Arrow-right Camera
The Spokesman-Review Newspaper
Spokane, Washington  Est. May 19, 1883

Wall Street gets green light


Traders shout orders in the euro dollar options trading pit Thursday at the Chicago Mercantile Exchange. Markets around the country we buoyed after the Federal Reserve raised interest rates for the 17th consecutive time
 (Associated Press / The Spokesman-Review)
Christopher Wang Associated Press

NEW YORK — This time, Wall Street believes, it’s for real.

Investors who spent months hoping in vain for the Federal Reserve to end its string of interest rate hikes got a sign Thursday that the central bank might indeed be done. While the Fed raised short-term rates for the 17th time in two years, it also indicated in a statement that it would consider the overall health of the economy, and not just its long battle against inflation, as it sets its rate policy in the months ahead.

A stock market weary of rate increases and continually disappointed by Fed statements this year celebrated Thursday, sending the Dow Jones industrial average up 217 points, its biggest jump in more than three years.

No one can be certain that Chairman Ben Bernanke and other Fed officials really are about to stop raising rates — and the Fed’s Open Market Committee did reiterate its concerns about inflation. But the Fed’s statement noted that economic growth has slowed, and it acknowledged that this would be a factor along with inflation in its upcoming rate moves.

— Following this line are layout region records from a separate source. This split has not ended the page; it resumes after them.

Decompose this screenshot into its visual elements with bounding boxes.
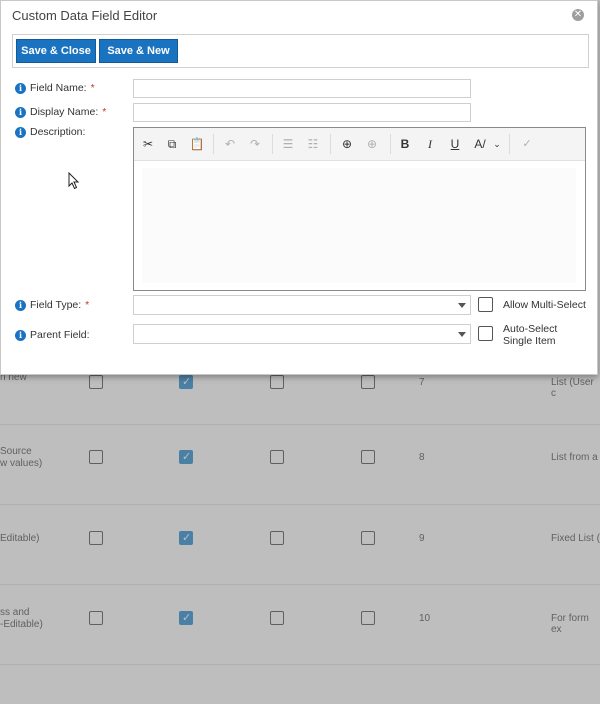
undo-icon[interactable]: ↶ <box>222 136 238 152</box>
underline-button[interactable]: U <box>448 136 462 152</box>
toolbar-divider <box>213 134 214 154</box>
custom-data-field-editor-dialog: Custom Data Field Editor ✕ Save & Close … <box>0 0 598 375</box>
field-name-input[interactable] <box>133 79 471 98</box>
toolbar-divider <box>272 134 273 154</box>
toolbar-divider <box>390 134 391 154</box>
bulleted-list-icon[interactable]: ☷ <box>305 136 321 152</box>
field-name-label-row: i Field Name: * <box>15 82 95 94</box>
toolbar-divider <box>509 134 510 154</box>
display-name-input[interactable] <box>133 103 471 122</box>
field-type-label-row: i Field Type: * <box>15 299 89 311</box>
toolbar-divider <box>330 134 331 154</box>
editor-toolbar: ✂ ⧉ 📋 ↶ ↷ ☰ ☷ ⊕ ⊕ B I U A/ ⌄ ✓ <box>134 128 585 161</box>
dialog-toolbar: Save & Close Save & New <box>12 34 589 68</box>
parent-field-label-row: i Parent Field: <box>15 329 90 341</box>
dropdown-arrow-icon <box>458 303 466 308</box>
insert-link-icon[interactable]: ⊕ <box>339 136 355 152</box>
auto-select-label-line1: Auto-Select <box>503 323 558 335</box>
parent-field-label: Parent Field: <box>30 329 90 341</box>
parent-field-select[interactable] <box>133 324 471 344</box>
info-icon[interactable]: i <box>15 126 26 138</box>
mouse-cursor-icon <box>68 172 80 190</box>
field-type-select[interactable] <box>133 295 471 315</box>
description-rich-text-editor[interactable]: ✂ ⧉ 📋 ↶ ↷ ☰ ☷ ⊕ ⊕ B I U A/ ⌄ ✓ <box>133 127 586 291</box>
info-icon[interactable]: i <box>15 329 26 341</box>
dropdown-arrow-icon <box>458 332 466 337</box>
info-icon[interactable]: i <box>15 299 26 311</box>
save-new-button[interactable]: Save & New <box>99 39 178 63</box>
bold-button[interactable]: B <box>398 136 412 152</box>
remove-link-icon[interactable]: ⊕ <box>364 136 380 152</box>
cut-icon[interactable]: ✂ <box>140 136 156 152</box>
auto-select-label-line2: Single Item <box>503 335 556 347</box>
close-icon[interactable]: ✕ <box>572 9 584 21</box>
info-icon[interactable]: i <box>15 106 26 118</box>
display-name-label: Display Name: <box>30 106 99 118</box>
required-marker: * <box>85 299 90 311</box>
editor-content-area[interactable] <box>142 168 576 283</box>
required-marker: * <box>90 82 95 94</box>
info-icon[interactable]: i <box>15 82 26 94</box>
numbered-list-icon[interactable]: ☰ <box>280 136 296 152</box>
allow-multi-select-checkbox[interactable] <box>478 297 493 312</box>
spellcheck-icon[interactable]: ✓ <box>518 136 536 152</box>
paste-icon[interactable]: 📋 <box>189 136 205 152</box>
field-type-label: Field Type: <box>30 299 82 311</box>
italic-button[interactable]: I <box>423 136 437 152</box>
description-label: Description: <box>30 126 86 138</box>
field-name-label: Field Name: <box>30 82 87 94</box>
font-color-icon[interactable]: A/ <box>472 136 488 152</box>
auto-select-label: Auto-Select Single Item <box>503 323 557 347</box>
copy-icon[interactable]: ⧉ <box>164 136 180 152</box>
dialog-title: Custom Data Field Editor <box>12 8 158 23</box>
display-name-label-row: i Display Name: * <box>15 106 106 118</box>
chevron-down-icon[interactable]: ⌄ <box>492 136 502 152</box>
redo-icon[interactable]: ↷ <box>247 136 263 152</box>
allow-multi-select-label: Allow Multi-Select <box>503 299 586 311</box>
description-label-row: i Description: <box>15 126 85 138</box>
auto-select-checkbox[interactable] <box>478 326 493 341</box>
required-marker: * <box>102 106 107 118</box>
save-close-button[interactable]: Save & Close <box>16 39 96 63</box>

“It’s the first time the Fed has connected the weaker growth with the outlook for inflation,” said Markus Schomer, economist for AIG’s Global Investment Group. “That’s very positive for the outlook going forward.”

The Fed boosted short-term lending rates by a quarter-point to 5.25 percent, and many investors have already factored another increase when the FOMC meets in August. But after that, the market believes, the rate hikes may finally end.

The Dow surged 217.24, or 1.98 percent, to 11,190.80, its biggest single-day jump since March 21, 2003, when it added 235.37 points. The Dow was up about 80 points before the Fed’s announcement.

Broader stock indicators also saw their best sessions in years. The Standard & Poor’s 500 index climbed 26.87, or 2.16 percent, to 1,272.87, its largest gain since rising 29.52 on March 14, 2003; the Nasdaq composite index jumped 62.54, or 2.96 percent, to 2,174.38, behind a 73.13-point advance on July 27, 2002.

Advancing issues topped decliners by more than 5 to 1 on the New York Stock Exchange, where volume of 1.89 billion shares led the 1.5 billion shares that changed hands Wednesday.

Bonds also rose on the Fed’s statement, with the yield on the 10-year Treasury note tapering to 5.2 percent from 5.25 percent late Wednesday.

The 2-year yield dropped to 5.2 percent, a signal of heightened confidence in holding long-term debt.

The big advance on Wall Street followed weeks of wildly erratic trading, particularly after Bernanke earlier this month acknowledged that high energy prices could propel inflation.

While the Fed statement left open the possibility of more rate hikes, “I think the overall tone sounds a little less hawkish,” Schomer said.

The Russell 2000 index of smaller companies rose 26.28, or 3.82 percent, to 714.32.

In overseas trading well before the Fed’s announcement, Japan’s Nikkei stock average surged 1.58 percent. Britain’s FTSE 100 climbed 1.99 percent, Germany’s DAX index added 2.29 percent and France’s CAC-40 was higher by 2.23 percent.